A única prova do gosto está no facto de uma pessoa saber como apreciar ocasionalmente coisas que não correspondem aos critérios do bom gosto – em contrapartida, quem segue demasiado estritamente os critérios de bom gosto, limita-se a exibir a sua completa falta de gosto. (Analogamente, alguém que exprime a sua admiração pela Nona Sinfonia de Beethoven ou outra obra-prima da civilização ocidental denuncia no mesmo momento a sua ausência de gosto – o verdadeiro gosto exibe-se elogiando uma peça menor de Beethoven como superior aos seus «maiores êxitos».)

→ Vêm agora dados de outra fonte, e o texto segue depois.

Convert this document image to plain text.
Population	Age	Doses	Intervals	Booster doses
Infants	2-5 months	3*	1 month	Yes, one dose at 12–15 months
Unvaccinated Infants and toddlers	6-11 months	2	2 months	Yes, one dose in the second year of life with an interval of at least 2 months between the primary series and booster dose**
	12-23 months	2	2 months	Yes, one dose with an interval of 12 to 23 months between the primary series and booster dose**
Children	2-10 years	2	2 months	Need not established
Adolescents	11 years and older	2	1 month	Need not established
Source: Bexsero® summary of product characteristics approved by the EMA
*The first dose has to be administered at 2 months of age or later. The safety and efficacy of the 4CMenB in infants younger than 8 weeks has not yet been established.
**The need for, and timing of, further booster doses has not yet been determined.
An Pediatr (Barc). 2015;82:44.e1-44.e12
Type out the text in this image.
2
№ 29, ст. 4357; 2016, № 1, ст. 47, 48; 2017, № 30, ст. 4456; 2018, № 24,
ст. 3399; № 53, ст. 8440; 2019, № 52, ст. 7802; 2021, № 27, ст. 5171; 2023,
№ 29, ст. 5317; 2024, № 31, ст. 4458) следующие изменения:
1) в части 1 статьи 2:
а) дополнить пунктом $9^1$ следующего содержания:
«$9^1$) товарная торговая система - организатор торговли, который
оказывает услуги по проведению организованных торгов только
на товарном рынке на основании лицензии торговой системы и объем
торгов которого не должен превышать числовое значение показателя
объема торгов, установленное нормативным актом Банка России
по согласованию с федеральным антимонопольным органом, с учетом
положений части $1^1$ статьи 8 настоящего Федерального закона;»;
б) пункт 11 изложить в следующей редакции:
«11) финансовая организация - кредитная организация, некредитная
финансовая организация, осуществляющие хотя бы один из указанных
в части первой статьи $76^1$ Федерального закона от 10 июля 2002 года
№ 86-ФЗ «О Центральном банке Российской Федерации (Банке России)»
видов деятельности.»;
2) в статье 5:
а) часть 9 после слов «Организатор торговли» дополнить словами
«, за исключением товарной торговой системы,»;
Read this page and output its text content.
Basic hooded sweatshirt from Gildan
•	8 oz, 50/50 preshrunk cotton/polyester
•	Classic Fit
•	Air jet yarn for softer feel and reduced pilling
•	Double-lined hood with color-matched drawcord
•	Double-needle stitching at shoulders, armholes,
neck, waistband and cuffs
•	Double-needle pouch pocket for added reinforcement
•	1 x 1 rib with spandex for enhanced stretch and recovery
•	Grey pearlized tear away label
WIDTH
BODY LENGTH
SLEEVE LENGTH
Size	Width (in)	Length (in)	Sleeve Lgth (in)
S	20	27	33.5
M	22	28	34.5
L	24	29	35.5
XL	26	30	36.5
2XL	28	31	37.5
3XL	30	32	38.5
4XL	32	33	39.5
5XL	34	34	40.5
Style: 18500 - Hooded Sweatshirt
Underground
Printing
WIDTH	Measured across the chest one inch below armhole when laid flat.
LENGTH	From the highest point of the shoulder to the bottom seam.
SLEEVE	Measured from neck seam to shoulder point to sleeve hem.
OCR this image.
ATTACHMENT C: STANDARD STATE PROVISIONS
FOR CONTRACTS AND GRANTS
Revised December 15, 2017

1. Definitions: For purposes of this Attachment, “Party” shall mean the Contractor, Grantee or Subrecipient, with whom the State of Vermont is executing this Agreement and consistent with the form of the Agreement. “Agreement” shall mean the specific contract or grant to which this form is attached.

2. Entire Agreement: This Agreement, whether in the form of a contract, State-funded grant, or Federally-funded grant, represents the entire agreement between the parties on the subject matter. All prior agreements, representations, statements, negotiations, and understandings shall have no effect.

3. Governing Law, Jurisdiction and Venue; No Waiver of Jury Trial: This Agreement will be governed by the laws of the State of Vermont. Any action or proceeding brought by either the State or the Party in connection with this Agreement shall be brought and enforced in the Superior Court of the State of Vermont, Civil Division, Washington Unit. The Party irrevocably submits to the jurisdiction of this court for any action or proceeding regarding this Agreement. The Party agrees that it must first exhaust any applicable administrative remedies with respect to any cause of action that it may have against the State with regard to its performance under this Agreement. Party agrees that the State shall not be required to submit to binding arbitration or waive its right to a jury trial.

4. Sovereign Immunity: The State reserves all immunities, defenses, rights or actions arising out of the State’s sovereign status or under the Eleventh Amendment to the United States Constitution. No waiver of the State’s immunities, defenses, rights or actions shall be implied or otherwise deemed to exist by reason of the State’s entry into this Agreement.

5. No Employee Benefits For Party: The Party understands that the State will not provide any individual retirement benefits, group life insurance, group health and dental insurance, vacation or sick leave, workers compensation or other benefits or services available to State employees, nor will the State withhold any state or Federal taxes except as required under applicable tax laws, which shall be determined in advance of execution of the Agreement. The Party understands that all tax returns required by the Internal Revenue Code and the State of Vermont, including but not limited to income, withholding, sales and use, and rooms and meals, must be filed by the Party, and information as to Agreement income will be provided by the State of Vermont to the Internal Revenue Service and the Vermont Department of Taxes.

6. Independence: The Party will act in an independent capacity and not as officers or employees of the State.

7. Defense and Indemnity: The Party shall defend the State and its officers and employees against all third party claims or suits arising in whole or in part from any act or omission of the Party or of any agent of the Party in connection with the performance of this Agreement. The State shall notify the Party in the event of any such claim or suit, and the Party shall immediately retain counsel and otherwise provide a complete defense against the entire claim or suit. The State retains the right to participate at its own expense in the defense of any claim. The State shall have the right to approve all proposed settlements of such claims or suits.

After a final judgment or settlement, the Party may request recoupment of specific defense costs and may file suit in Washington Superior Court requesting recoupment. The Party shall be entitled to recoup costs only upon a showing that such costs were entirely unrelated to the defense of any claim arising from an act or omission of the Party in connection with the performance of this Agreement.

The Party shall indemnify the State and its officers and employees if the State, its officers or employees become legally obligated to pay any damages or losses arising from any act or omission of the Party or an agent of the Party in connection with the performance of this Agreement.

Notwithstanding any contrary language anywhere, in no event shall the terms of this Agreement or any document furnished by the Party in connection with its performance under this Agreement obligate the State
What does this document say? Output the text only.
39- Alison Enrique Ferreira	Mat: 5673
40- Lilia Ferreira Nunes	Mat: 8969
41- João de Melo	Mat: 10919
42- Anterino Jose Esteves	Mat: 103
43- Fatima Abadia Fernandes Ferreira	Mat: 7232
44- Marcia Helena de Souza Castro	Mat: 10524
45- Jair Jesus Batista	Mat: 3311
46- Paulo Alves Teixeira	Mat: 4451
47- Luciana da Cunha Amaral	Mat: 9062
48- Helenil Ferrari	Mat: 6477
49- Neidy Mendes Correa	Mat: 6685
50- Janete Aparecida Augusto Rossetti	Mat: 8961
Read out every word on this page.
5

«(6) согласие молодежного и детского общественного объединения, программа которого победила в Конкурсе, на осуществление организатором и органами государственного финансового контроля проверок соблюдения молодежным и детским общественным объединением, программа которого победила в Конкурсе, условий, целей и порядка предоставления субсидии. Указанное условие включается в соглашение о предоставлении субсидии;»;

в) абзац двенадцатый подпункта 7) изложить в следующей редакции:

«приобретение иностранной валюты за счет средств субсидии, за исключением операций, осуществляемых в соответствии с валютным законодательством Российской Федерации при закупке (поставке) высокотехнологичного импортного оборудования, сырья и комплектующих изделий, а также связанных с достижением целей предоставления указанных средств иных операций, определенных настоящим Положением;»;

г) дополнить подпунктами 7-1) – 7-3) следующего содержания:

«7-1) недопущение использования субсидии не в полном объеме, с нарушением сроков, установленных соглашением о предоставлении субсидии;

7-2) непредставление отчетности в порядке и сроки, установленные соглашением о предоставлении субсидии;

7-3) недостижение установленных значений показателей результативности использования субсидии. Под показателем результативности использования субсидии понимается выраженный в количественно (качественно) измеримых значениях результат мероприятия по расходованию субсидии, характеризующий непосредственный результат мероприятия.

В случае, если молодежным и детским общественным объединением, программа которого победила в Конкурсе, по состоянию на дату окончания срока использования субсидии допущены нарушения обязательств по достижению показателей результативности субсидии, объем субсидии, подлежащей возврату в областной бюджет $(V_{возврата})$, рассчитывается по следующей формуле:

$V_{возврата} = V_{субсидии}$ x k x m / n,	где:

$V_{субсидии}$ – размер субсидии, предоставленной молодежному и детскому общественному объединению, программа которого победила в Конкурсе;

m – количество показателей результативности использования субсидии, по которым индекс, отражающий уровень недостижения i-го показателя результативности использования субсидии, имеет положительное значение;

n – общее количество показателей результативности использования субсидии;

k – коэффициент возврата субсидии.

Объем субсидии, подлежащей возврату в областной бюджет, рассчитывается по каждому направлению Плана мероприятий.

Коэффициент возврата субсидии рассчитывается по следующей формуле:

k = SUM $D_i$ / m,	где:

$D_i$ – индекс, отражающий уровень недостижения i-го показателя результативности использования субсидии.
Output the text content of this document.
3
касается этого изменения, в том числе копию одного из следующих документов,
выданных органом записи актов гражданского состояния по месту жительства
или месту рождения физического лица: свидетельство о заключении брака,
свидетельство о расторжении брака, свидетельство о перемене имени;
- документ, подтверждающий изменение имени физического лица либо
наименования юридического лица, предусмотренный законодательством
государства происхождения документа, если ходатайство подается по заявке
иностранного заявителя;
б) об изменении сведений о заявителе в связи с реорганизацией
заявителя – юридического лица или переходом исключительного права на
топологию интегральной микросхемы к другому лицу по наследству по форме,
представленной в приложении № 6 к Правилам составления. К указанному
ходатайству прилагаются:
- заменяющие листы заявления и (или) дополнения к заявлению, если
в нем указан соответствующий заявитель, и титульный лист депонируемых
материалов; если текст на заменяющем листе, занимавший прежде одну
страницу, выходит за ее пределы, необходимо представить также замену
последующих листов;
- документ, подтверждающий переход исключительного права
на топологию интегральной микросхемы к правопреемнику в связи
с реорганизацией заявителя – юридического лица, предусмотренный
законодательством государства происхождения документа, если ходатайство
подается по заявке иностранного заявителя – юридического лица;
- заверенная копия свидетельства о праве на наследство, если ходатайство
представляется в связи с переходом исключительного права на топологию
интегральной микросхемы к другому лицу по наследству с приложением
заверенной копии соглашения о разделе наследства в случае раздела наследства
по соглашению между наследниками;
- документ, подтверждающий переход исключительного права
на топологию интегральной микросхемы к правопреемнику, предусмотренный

A aceitação universal deste princípio impõe todavia algumas ressalvas. Assim, o estilhaçamento do cânone ocidental em plena modernidade líquida, levando a uma reavaliação do que em tempos foi entendido como secundário, menor, descartável, permite reconsiderar a noção de bom gosto, ou de gosto original, aplicada a uma obra ou a um objeto. Retomando o exemplo do músico alemão nascido em Bona: num grupo de cem pessoas incapazes de reconhecerem os cinco primeiros compassos da sua Quinta Sinfonia – e, acreditem, atualmente não é difícil encontrá-las – a simples enunciação da peça perde o efeito kitsch que lhe é associado em alguns meios, podendo a sua reprodução tornar-se até um momento de deleite e de treino… do gosto. Aliás, a requalificação do próprio kitsch permite tomá-lo com um prazer legítimo e, em algumas circunstâncias, «bom» até. Provavelmente, o melhor será então não sermos preconceituosos e aceitarmos a relatividade das noções e das formas de gostar de alguma coisa. Provavelmente. Mas por vezes é um tanto difícil consegui-lo. Maldito snobismo.